Je ne suis pas bien née. Et je n’ai pas bien vécu.
Je ne m’en suis pas tout de suite aperçue. Ça n’est pas le genre de choses auxquelles on fait attention quand on est toute petite. C’est à l’adolescence seulement que j’ai commencé à me rendre compte de ma condition. Qu’il m’a été donné de voir comment les autres vivaient. Jusqu’alors, je n’avais pas eu de vraies amies et je n’étais donc entrée chez personne d’autre que mes grands-parents, oncles et tantes. Ils étaient tous comme nous, vivaient comme nous. Ils s’habillaient comme nous, mangeaient comme nous, regardaient les mêmes émissions de télé, écoutaient la même musique. Comme nous, ils ne lisaient pas. De ça non plus je ne m’étais pas rendue compte avant d’entrer chez les Stivic.

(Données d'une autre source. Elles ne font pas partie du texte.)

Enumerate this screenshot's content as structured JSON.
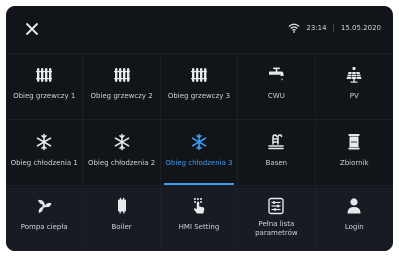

Michael et Gloria Stivic, les parents de Tracy.
Rien chez eux n’était comme chez nous. Ni les meubles, ni la couleur des murs, ni la lumière, rien. Tout m’y était étranger, je ne reconnaissais rien, je ne savais pas où me mettre. Et pourtant, j’y avais tout de suite ressenti une espèce de joie, imprécise, irraisonnée.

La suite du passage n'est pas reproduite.